Чтобы оценить, насколько необычно предисловие Достоевского – не только для его собственного творчества, но и вообще для литературы, – обратимся опять к Женетту, который покажет этот вопрос в надлежащем контексте. В своей книге он дает неформальную двойную типологию предисловий. Мы анализировали их в начале настоящего исследования: авторские, аллографические и акториальные, а также аутентичную, фикциональную и апокрифическую форму каждого из этих трех типов[147]
. Достоевский почти повсеместно использует фикциональную разновидность авторского предисловия. Один раз (в «Записках из Мертвого дома») мы встречаем в его творчестве аллографическое вступление, а акториальная форма исподволь задействована во многих его произведениях, в которых рассказчик также играет какую-то неопределенную роль в сюжете. В своем обзоре литературы Женетт ни разу не обнаружил предисловия, которое бы относилось одновременно к этим двум типам. Но именно к ним относится предисловие Достоевского. В нем перед читателями предстает сочетание авторского пролога, в котором автор снимает с себя ответственность за дальнейший текст, фикционального аллографического предисловия и даже фикционального акториального вступления. Как указывает Женетт, все эти подтипы обычно представляют собой четко различающиеся поджанры введений, которые не пересекаются между собой [Genette 1997:184–188]. Во вступлении к «Братьям Карамазовым» Достоевский вывел свою литературную персону и вымышленного рассказчика-хроникера, которые совместно совершают речевые акты в диалогической форме, т. е. в виде сценографированной свободной косвенной речи. Это уникальный случай среди предисловий, поскольку в нем звучит двух– и даже трехголосие.Однако будет недостаточно отдать предисловию Достоевского к «Братьям Карамазовым» чисто формальную дань. В нем есть нечто большее, чем виртуозное исполнение на несколько голосов. Сущность предисловия «От автора» требует большего, чем анализ скрытого в нем диалога между типами авторов – мастером и новичком. Важное значение имеет то, по ходу действия, что маска имплицитного автора (мастера) спадает. У нас закрадывается подозрение, что беспокойство бедного новичка на самом деле испытывает не кто иной, как сам Достоевский. Авторы идут на значительный риск, когда отдают свои произведения на суд разношерстной и независимой аудитории. Оказывается, великие писатели тоже могут испытывать такое беспокойство даже в своих самых последних «первых словах».
Заключение
Мы начали это исследование с рассмотрения разнообразных заголовков, которыми Достоевский снабжал свои предисловия. Мы заканчиваем его анализом разнообразия форм этих предисловий и размышлениями о том, почему они столь разнообразны. Многообразие типов введений бросается в глаза. Они могут быть вынесены в подстрочное примечание. Иногда они включены в первую главу. Они могут быть отгорожены от последующего повествования, будучи самостоятельными законченными повествованиями. Поначалу они могут выглядеть как соответствующие принятым правилам, но внезапно порывают с ними. Внутри дискурса звучат несколько голосов. Читателей (с помощью заголовка предисловия или подписи к нему) наводят на мысль, что говорит авторская персона, но затем они обнаруживают приметы, которые указывают на другие голоса.

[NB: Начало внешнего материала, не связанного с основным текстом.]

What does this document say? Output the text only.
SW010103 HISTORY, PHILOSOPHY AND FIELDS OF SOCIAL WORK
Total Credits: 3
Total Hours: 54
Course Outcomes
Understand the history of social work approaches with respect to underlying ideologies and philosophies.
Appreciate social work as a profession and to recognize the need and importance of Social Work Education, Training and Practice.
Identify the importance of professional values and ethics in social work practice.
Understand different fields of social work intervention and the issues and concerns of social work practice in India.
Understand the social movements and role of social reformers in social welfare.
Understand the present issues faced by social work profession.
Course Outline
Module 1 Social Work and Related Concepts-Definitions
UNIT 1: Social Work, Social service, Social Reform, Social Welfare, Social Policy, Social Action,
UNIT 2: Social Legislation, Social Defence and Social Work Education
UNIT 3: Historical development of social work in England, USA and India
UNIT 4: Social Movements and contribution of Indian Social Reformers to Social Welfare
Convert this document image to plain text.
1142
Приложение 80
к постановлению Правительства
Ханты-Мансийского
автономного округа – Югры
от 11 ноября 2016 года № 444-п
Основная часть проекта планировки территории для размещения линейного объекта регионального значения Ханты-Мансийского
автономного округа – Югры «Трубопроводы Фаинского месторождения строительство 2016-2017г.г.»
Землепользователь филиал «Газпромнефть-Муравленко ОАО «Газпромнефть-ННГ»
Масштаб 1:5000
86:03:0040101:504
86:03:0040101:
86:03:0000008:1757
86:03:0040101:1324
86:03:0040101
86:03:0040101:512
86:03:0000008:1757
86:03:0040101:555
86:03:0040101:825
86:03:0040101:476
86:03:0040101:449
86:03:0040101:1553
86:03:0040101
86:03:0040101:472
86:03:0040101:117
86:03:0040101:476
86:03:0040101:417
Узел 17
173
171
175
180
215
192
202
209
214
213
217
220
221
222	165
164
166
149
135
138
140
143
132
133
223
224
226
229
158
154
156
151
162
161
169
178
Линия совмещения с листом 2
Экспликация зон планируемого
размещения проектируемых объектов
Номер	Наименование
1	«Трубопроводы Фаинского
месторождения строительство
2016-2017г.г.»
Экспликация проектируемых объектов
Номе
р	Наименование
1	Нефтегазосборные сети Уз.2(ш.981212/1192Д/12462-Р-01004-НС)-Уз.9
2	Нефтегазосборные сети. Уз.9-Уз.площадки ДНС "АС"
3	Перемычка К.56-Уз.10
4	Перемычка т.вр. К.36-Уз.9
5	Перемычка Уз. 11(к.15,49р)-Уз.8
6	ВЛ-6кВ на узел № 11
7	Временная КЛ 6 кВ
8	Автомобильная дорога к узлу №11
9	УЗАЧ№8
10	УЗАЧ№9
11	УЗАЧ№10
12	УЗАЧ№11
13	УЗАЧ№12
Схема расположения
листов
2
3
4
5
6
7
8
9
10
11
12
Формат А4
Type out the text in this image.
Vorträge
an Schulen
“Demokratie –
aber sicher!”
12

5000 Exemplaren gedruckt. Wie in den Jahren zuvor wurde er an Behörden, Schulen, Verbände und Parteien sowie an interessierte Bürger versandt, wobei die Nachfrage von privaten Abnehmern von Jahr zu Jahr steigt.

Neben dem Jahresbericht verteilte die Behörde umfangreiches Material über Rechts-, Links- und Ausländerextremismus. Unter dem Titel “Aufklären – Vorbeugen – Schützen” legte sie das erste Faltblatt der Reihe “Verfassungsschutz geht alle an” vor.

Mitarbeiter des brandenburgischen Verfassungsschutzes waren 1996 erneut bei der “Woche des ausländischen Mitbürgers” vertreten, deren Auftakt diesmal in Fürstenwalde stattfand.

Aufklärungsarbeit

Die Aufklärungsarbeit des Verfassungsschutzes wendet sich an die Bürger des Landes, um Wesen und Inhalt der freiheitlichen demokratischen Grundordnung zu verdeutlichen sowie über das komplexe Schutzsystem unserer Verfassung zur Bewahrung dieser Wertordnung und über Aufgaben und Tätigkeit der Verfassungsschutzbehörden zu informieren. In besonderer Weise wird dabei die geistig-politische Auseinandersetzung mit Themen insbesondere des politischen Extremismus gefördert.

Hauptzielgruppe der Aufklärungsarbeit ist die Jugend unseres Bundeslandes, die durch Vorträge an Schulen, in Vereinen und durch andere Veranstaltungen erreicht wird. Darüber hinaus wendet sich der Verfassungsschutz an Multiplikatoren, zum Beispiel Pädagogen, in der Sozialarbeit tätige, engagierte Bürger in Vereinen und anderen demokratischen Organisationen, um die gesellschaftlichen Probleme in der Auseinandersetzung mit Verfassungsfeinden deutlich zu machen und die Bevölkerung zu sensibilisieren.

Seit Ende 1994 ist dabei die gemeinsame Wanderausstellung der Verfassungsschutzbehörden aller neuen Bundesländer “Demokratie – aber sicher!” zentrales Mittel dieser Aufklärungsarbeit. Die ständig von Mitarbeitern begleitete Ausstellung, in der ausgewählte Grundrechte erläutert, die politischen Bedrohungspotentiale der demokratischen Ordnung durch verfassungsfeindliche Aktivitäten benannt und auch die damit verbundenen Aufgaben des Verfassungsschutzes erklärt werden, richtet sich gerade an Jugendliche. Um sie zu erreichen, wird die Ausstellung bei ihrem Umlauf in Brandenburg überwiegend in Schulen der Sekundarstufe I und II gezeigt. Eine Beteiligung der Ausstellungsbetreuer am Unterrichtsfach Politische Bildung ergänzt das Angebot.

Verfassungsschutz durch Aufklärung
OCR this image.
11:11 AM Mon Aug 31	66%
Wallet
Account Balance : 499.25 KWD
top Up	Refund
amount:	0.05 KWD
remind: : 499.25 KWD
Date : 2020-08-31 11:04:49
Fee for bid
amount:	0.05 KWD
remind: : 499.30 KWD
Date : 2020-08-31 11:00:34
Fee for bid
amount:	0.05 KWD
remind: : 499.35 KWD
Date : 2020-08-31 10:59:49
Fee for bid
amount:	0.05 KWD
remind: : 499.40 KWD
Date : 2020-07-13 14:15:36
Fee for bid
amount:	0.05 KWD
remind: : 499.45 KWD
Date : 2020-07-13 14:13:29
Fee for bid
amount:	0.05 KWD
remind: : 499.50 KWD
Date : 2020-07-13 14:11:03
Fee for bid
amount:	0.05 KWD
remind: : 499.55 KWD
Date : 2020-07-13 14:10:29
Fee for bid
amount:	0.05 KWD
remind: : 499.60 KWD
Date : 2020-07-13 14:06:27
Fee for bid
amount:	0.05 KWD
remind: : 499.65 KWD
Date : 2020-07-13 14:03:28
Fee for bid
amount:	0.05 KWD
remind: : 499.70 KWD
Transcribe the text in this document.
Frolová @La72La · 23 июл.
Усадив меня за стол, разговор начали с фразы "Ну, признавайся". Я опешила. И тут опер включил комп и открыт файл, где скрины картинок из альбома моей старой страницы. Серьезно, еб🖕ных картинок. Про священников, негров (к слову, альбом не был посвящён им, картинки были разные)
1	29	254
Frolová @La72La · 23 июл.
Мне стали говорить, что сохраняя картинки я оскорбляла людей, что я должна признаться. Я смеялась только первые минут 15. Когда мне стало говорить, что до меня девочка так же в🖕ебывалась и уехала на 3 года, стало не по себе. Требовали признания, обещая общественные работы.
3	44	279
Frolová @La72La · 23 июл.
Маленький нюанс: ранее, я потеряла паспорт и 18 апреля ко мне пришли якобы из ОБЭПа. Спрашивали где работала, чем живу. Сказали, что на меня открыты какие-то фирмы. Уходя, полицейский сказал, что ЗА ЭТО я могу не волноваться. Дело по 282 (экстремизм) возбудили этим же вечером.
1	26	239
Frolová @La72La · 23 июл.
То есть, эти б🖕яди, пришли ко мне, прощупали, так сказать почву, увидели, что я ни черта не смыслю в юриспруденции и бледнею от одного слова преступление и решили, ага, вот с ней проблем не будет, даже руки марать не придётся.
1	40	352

Три произведения Достоевского, написанные от первого лица, не содержат введений: «Униженные и оскорбленные», «Игрок» и «Подросток»[148]
. Три романа, написанные от первого лица, имеют обычные введения – обычные в том смысле, что при первом их прочтении читатель может найти информацию, полезную для понимания некоторых основных элементов последующего текста: «Село Степанчиково», «Записки из Мертвого дома» и «Бесы». А три романа имеют необычные предисловия – каждое из них необычно по-своему: «Записки из Мертвого дома», «Записки из подполья» и «Братья Карамазовы»[149]. Во всех трех романах Достоевский экспериментирует с поджанром предисловия каждый раз на новый лад. Результаты этих экспериментов отличаются друг от друга.